For high-pressure cutting with an inert gas (N₂), pressures are usually between 3 and 25 bar. The distance between the nozzle and the workpiece surface is usually set to a value between 0.5 and 1.5 mm. For flame cutting with oxygen, the process gas is pressurized to a value between 0.5 and 10 bar. The cutting gas pressure, which considerably influences the cut quality, should be as constant as possible (with a tolerance of up to +/- 10 %).

Due to the tolerances exhibited by actual components and the inherent imprecision of the overall system or the part processing programs, many applications require a positional correction of the cutting head relative to the pre-programmed contour. Based on different sensor concepts, a variety of position control and adjustment systems have been developed. The following text provides an overview of the systems that are used in manufacturing industry today.
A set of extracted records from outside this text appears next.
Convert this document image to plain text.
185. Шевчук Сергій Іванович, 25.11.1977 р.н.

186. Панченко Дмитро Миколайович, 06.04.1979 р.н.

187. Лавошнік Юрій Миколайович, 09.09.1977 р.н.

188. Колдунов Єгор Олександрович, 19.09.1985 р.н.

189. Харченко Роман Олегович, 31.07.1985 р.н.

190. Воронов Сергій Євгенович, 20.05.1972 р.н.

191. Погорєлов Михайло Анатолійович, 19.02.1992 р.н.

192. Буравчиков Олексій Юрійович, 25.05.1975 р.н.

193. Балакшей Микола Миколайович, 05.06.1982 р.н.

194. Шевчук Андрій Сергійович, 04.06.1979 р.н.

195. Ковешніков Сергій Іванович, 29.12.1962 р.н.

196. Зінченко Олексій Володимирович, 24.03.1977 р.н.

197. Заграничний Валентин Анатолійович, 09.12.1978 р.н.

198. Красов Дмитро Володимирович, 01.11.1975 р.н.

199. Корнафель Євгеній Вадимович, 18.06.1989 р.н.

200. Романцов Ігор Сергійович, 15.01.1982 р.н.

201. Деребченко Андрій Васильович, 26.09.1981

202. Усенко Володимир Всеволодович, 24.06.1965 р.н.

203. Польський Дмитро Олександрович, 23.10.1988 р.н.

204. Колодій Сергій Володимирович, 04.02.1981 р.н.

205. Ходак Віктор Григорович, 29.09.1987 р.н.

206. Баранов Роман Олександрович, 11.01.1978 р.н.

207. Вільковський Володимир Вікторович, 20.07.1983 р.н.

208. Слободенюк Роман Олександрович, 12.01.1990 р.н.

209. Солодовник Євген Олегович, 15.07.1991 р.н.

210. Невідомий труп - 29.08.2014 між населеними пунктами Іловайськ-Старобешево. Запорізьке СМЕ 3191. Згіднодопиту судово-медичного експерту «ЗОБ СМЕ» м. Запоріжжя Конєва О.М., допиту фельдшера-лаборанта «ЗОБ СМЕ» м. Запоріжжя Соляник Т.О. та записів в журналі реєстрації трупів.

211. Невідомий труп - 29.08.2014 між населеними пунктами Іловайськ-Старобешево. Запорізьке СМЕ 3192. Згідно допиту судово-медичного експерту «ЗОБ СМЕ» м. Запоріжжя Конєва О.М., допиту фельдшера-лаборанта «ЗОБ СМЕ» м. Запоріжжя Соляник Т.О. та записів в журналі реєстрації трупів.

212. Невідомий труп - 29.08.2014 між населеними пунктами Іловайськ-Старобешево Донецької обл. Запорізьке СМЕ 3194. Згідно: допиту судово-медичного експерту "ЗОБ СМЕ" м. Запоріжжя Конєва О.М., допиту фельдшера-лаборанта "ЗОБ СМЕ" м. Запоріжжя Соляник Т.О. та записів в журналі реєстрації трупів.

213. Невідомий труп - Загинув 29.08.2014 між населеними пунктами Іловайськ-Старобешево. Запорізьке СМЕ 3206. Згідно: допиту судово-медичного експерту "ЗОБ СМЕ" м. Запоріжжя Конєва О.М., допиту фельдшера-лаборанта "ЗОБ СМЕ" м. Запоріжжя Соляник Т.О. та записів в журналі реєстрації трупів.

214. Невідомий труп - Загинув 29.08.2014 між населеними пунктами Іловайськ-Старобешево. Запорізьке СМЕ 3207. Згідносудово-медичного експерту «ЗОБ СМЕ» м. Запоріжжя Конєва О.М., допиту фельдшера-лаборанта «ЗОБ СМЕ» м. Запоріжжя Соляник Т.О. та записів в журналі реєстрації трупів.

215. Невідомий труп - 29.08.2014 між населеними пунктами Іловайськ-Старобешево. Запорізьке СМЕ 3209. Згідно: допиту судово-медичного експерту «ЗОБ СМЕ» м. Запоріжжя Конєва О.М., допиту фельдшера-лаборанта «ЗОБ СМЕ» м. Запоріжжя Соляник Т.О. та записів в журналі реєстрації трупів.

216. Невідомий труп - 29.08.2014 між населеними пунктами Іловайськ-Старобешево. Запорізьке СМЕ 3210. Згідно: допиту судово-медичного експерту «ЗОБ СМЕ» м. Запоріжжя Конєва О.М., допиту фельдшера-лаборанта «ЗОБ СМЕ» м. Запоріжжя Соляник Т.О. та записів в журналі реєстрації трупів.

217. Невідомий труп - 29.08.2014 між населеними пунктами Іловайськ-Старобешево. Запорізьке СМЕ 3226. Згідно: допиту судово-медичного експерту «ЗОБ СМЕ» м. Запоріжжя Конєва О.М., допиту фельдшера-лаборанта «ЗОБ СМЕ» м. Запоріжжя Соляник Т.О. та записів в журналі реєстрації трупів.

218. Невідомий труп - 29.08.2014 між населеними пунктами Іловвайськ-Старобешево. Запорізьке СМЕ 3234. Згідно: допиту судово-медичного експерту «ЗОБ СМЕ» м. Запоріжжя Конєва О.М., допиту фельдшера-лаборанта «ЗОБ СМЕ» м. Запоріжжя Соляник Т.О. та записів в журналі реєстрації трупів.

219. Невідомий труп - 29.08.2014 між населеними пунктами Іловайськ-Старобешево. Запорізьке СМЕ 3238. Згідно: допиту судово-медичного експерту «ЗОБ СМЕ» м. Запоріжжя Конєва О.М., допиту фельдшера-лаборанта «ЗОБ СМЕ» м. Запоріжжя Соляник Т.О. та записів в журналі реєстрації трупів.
Systems for controlling the distance along the z-axis are often used in conjunction with cutting applications to maintain the constant distance required between the tip of the cutting nozzle and the workpiece surface. There are non-contact systems determining the distance by capacitance as well as mechanical (tactile) systems. In addition, other concepts (optical, inductive, or acoustic ones) are also possible, yet these approaches have not had any impact on industrial manufacturing. Conversion of the distance signal is preferably via a highly dynamic additional axis moving the machining head within the range of control. In industrial applications, the most common systems used are based on capacitive distance sensors to measure the actual distance. In this concept, the sensor determines the electrical capacitance, which depends on the distance between the nozzle tip and the workpiece surface. Various cutting optics or cutting nozzles for standard focusing optics are now available.

Tactile systems are utilized primarily to process non-conducting materials such as plastics or wood, for which capacitive systems are unsuitable. In these systems, the actual distance is determined by a probe that is in contact with the workpiece surface. In many cases, this probe is arranged concentrically around the cutting nozzle, in a circular array. In addition, tactile systems, such as pressure-fingers or padrollers, are also used for welding in conjunction with three-dimensional processing to reduce the gap between the parts to be joined, thus maintaining the distance between the workpiece and the machining head.

The required energy densities needed to melt the material in association with laser beam welding, especially deep penetration welding, necessitate stringent requirements regarding the total tolerance of the parts to be joined. Welding gives rise to positional tolerances arising from the tolerances of the clamping technique, the component tolerance (particularly deep drawn or pressed components), the tolerance associated with seam preparation, and contour path tolerances introduced by the beam guiding device. The total tolerances are usually measured by tactile or laser triangulation sensors. In the tactile sensor concept, the translational movement is recorded in a continuous scan by a mechanical probe. Two additionally integrated axes correct any path deviations. Tactile sensors have the essential advantage that their operation is not impaired by dirt and welding fume that may cause problems with optical sensors.

To monitor a seam with a laser triangulation sensor, laser light is first projected onto the surface. A CCD camera then analyses the laser line on the surface and transmits the image to an image processor. On the basis of this data, the image processor determines the workpiece profile. The sensor computer then calculates the necessary positioning and motion of the welding head and the required parameter adjustments, and then transmits this information to the movement system. This sensor technology may also be used to measure surfaces or to verify certain dimensions.

Process monitoring primarily includes the processing of optical and thermal signals received from the machining process, primarily for quality analysis. If welding gives rise to any weld defects (like blow holes, for example), this information appears as a disturbance in the UV or IR signal of the back-reflected light. This comparative check aids the decision about whether or not a given component should be rejected for non-conformance.